A4: Ethylene-vinyl acetate copolymer (trade name: Evertate H2031 Vinyl acetate content 19% by weight, manufactured by Sumitomo Chemical Co., Ltd.)
A5: Ethylene-vinyl acetate copolymer (trade name: Evertate H2021 vinyl acetate content 15% by weight, manufactured by Sumitomo Chemical Co., Ltd.)
A6: Ethylene-vinyl acetate copolymer (Product name: Evaate D2021 Vinyl acetate content: 10% by weight, manufactured by Sumitomo Chemical Co., Ltd.)
A7: Ethylene-vinyl acetate copolymer (trade name: Evertate D2011, vinyl acetate content 5% by weight, manufactured by Sumitomo Chemical Co., Ltd.)
A8: Low density polyethylene (trade name: Sumikasen F200, density 0.923 g / cm ³ manufactured by Sumitomo Chemical Co., Ltd.)
E1: Product name: Sumilizer BP76 E2 manufactured by Sumitomo Chemical Co., Ltd. E2: Product name: Irgaphos P168 Ciba Geigy E3: Product name: Sumilizer BHT E4 manufactured by Sumitomo Chemical Co., Ltd. E4: Product name: Irganox 1010 F1: Hindered amine compound Kimasorb 944LD Ciba Geigy)
F2: hindered amine compound (trade name: Tinuvin 622LD, manufactured by Ciba Geigy)
F3: hindered amine compound (trade name: Tinuvin 462, manufactured by Ciba Geigy)
F4: hindered amine compound (trade name: Tinuvin 464 manufactured by Ciba Geigy)
F5: hindered amine compound (trade name: Hostabin N30, manufactured by Clariant)

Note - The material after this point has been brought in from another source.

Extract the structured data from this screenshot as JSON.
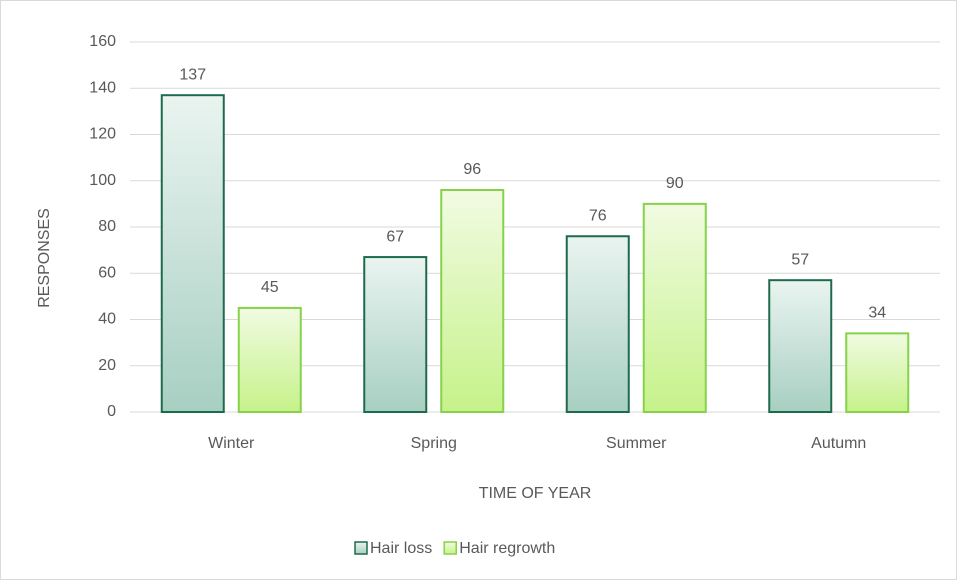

G1: Product name: Sumisorb 130 Sumitomo Chemical Co., Ltd. G2: Product name: Sumisorb 300 Sumitomo Chemical Co., Ltd. H1: Diglycerin sesquioleate H2: Weight ratio of monoglycerin monostearate / diglycerin sesquistearate = 3/7 Mixture H3: sorbitan sesquistearate H4: sorbitan monostearate propylene oxide 1 mol adduct H5: tetraglycerin tristearate I1: fluorinated surfactant (trade name: Unidyne DS403, manufactured by Daikin Industries)
I2: Fluorine compound (trade name: Surflon KC14, manufactured by Asahi Glass)
J1: Hydrotalcite (trade name: DHT4A, manufactured by Kyowa Chemical Industry)
J2: Compound hydroxide (trade name: Fujirain LS, manufactured by Fuji Chemical Industries)
J3: Lithium aluminum composite hydroxide (trade name: Mizukarak Mizusawa Chemical Co., Ltd.)
K1: fatty acid amide compound ethylene bisoleic acid amide K2: fatty acid amide compound erucic acid amide K3: fatty acid amide compound oleic acid amide K4: fatty acid amide compound ethylene bis stearic acid amide

Claims (2)

Put a mixture of vinyl chloride film piece and olefin resin laminated film piece satisfying the following condition (1) into separation / washing tank, fill with separation / washing liquid, stir, let stand and collect and filter supernatant layer -A method of drying and collecting the olefin-based resin laminated film.
Condition (1): Layer mainly composed of an ethylene-α-olefin copolymer (A) having a melt flow rate of 0.1 to 50 g / 10 min and a density of 0.88 to 0.94 g / cm ³ ( Radiant shielding agent-containing olefin-based resin laminated film having at least one layer A), a radiation transmission index at 23 ° C. of 25 or less, and a density of less than 1 g / cm ³ The method according to claim 1, wherein the olefin-based resin laminated film is an agricultural film.